Der Antrag auf Wiederaufgreifen des Verfahrens muss die allgemeinen Voraussetzungen für die Zulässigkeit von Verfahrenshandlungen erfüllen (Kopp/Ramsauer, VwVfG, 20. Aufl. 2019, § 51 Rn. 11). Wie im gerichtlichen Verfahren ist auch in einem behördlichen Antragsverfahren ein Antrag nur zulässig, wenn der Antragsteller ein schutzwürdiges Interesse an der von ihm beantragten Amtshandlung hat, insbesondere sie zur Verwirklichung oder Wahrung eines Rechts benötigt. Dieses Erfordernis ist Ausdruck allgemeiner Rechtsgrundsätze auch im Verwaltungsverfahren. Für die Beurteilung des Sachbescheidungsinteresses sind dieselben Grundsätze maßgeblich wie für Streitsachen vor den Gerichten. Bei fehlendem Sachbescheidungsinteresse muss die Behörde ohne weitere Sachprüfung ablehnend entscheiden (Kopp/Ramsauer, VwVfG, 20. Aufl. 2019, § 22 Rn. 77 ff.).

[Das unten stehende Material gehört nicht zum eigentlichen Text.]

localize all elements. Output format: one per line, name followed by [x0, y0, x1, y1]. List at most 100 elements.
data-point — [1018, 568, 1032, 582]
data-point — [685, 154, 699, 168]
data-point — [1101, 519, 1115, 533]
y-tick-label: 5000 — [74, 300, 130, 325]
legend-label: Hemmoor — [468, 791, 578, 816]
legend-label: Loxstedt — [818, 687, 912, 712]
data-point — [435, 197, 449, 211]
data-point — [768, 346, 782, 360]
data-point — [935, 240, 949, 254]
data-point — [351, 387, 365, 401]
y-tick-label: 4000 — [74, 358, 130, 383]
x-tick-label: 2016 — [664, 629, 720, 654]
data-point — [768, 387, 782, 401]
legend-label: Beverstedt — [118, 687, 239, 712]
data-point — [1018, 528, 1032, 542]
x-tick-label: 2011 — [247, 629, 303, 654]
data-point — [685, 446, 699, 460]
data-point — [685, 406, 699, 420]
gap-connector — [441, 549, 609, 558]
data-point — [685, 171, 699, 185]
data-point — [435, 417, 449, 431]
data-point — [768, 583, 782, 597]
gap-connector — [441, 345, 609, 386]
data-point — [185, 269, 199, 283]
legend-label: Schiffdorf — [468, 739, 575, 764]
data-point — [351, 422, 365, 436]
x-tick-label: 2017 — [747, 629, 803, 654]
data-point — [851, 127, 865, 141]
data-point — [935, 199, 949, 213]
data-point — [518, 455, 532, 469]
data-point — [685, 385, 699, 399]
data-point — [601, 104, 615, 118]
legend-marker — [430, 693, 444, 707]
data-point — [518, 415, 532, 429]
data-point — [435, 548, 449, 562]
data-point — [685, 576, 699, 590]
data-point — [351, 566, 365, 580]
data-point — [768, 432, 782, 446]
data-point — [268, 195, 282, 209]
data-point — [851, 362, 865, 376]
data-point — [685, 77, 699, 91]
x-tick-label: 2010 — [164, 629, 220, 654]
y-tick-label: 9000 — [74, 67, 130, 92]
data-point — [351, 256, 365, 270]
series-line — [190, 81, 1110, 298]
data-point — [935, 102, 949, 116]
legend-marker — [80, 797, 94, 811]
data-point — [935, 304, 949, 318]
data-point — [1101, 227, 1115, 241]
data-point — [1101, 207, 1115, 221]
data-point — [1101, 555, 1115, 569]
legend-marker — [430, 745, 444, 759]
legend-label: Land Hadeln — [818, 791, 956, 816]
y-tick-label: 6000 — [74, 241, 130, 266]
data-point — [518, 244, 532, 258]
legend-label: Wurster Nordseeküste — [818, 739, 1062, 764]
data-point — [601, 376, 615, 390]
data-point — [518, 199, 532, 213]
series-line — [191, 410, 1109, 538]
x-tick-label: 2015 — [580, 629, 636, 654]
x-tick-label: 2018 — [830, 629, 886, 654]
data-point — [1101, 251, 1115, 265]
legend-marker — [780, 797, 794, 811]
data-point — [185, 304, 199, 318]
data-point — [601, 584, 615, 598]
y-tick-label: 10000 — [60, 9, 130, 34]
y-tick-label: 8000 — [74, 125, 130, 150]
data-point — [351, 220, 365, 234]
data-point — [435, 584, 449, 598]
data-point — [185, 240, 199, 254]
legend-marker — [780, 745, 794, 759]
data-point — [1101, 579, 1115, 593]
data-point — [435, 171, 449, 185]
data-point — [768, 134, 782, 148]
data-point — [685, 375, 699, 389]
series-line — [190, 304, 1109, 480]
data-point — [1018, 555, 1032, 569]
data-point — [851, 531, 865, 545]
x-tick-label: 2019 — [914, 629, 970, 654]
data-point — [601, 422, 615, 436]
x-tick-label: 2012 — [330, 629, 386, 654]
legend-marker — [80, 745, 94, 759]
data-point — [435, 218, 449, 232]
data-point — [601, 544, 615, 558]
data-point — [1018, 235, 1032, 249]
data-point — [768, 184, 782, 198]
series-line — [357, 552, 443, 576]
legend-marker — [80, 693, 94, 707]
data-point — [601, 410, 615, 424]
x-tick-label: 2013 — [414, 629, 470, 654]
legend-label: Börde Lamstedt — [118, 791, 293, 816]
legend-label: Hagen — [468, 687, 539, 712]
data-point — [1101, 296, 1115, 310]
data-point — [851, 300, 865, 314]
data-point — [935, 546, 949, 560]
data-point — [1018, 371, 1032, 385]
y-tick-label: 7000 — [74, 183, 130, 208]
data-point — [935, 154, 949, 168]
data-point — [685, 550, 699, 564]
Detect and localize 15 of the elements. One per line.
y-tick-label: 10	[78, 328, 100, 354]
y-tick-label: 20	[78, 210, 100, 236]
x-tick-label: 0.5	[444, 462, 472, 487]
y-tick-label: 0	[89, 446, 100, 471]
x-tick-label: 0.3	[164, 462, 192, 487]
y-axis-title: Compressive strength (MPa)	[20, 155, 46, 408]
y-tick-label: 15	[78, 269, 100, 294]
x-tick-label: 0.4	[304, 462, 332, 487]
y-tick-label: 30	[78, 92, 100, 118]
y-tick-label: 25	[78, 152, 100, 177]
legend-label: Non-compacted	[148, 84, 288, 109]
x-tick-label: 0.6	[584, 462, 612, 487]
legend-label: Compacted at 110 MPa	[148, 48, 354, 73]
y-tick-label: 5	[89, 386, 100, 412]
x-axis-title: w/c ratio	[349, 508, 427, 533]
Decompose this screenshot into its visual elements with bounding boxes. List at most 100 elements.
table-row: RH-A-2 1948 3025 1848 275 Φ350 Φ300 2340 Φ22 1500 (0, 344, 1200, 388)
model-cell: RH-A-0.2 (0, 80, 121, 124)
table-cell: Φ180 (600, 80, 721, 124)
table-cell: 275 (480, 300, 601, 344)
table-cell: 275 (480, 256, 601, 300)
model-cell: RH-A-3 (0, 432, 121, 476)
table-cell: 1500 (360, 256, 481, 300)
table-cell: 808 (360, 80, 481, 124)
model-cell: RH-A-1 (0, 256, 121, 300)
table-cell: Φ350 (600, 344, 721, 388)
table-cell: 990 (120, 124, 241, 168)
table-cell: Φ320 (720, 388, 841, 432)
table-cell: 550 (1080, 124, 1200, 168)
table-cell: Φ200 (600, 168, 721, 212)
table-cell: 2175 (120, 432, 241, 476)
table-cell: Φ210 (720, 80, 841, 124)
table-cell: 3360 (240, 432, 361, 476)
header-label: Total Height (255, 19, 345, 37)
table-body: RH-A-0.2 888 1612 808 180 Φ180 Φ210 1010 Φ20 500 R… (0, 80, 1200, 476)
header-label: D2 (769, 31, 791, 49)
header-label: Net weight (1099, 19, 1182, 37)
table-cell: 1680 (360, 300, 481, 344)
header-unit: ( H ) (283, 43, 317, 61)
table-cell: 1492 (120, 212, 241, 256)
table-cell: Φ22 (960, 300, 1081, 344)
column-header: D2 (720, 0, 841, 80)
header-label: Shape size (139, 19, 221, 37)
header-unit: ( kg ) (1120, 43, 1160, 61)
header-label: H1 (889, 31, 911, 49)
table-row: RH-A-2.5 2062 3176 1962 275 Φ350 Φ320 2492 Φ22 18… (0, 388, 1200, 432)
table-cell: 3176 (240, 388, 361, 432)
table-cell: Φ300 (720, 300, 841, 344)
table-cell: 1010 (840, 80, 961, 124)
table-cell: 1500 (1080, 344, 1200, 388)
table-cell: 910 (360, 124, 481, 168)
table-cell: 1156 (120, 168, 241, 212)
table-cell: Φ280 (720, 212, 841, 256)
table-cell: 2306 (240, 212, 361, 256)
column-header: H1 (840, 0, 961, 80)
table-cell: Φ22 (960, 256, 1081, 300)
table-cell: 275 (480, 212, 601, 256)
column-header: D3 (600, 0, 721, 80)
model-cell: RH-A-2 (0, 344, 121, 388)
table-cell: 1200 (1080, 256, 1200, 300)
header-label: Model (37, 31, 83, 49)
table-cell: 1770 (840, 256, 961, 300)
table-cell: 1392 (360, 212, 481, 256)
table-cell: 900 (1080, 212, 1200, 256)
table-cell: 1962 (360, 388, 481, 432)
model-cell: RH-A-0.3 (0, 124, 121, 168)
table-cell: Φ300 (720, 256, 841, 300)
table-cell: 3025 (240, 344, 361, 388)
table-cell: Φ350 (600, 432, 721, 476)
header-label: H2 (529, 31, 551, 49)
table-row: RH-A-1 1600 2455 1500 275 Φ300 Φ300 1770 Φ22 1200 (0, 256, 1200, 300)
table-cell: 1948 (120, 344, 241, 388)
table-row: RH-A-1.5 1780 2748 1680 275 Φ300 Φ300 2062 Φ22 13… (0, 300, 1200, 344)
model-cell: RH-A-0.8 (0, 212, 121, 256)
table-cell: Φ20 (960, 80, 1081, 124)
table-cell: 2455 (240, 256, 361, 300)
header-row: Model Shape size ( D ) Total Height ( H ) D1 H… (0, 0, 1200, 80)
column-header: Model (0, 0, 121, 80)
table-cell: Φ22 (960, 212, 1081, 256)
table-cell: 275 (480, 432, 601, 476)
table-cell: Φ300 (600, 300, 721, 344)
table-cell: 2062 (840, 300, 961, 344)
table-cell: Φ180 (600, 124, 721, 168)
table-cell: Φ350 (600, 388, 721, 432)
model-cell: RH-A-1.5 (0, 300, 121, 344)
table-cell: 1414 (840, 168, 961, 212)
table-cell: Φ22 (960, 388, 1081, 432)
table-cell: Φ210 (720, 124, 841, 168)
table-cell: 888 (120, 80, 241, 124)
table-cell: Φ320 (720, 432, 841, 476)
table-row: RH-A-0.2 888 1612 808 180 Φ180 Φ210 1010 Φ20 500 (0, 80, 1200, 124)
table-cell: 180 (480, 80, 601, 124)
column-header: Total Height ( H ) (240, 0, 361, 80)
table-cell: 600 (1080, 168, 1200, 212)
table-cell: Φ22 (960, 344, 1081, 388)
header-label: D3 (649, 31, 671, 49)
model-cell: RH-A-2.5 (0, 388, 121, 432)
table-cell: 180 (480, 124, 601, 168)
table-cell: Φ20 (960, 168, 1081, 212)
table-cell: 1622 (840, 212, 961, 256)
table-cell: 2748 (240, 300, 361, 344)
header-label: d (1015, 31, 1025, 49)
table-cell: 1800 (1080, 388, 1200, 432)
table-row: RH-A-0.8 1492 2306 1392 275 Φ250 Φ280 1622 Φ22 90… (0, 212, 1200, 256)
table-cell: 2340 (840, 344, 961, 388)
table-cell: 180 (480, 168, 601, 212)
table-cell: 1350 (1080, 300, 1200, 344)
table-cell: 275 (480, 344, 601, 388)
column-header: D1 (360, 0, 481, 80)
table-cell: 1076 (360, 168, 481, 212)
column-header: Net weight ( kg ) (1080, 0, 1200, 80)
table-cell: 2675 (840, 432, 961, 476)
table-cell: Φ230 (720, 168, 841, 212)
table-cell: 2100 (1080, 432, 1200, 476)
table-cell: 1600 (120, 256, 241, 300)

Vorliegend hat das Bundesamt die Anträge auf Abänderung des Bescheids vom 25. April 2017 wegen mangelndem Rechtsschutzbedürfnis abgelehnt. Aus der Begründung ergibt sich, dass die Behörde nicht in die Sachprüfung eingestiegen ist, sodass sich das Wiederaufgreifensverfahren noch auf der ersten Prüfungsstufe (s.o.) befand. Zu Recht ging das Bundesamt davon aus, dass es den Klägern nach der erfolgten Abschiebung an einem schutzwürdigen Interesse an der Entscheidung über ihre Wiederaufgreifensanträge fehlt, denn es ist weder ersichtlich noch wurde es dargelegt, welches Interesse die Kläger, die sich nunmehr in der Ukraine befinden und aufgrund der Wiedereinreisesperre von 30 Monaten ab dem Tag der Abschiebung (Ziffer 6 des Bescheids vom 25.4.2017) nicht alsbald in die Bundesrepublik Deutschland zurückkehren können, an einer Entscheidung über die Wiederaufgreifensanträge hinsichtlich der Feststellung von Abschiebungsverboten bezüglich des Zielstaats Ukraine haben könnten. Durch die erfolgte Abschiebung hat sich ihr Antragsbegehren bei der Behörde überholt. In diesem Zusammenhang ist anzumerken, dass die Abschiebung aus dem bestandskräftigen Bescheid vom 25. April 2017 vollzogen wurde. Die am 28. Februar 2019 gestellten isolierten Folgeschutzanträge hinderten die Abschiebung nicht, da sie keine Folgeanträge i.S.d. § 71 Abs. 1, § 13 AsylG darstellen, sodass nicht die Sperre des § 71 Abs. 5 Satz 2 AsylG griff (Bergmann in Bergmann/Dienelt, AuslR, 13. Aufl 2020, § 71 Rn. 13).
3. Nachdem die Klage keinen Erfolg haben konnte, war sie mit der Kostenfolge des § 154 Abs. 1 VwGO abzuweisen. Gerichtskosten werden nicht erhoben (§ 83b AsylG).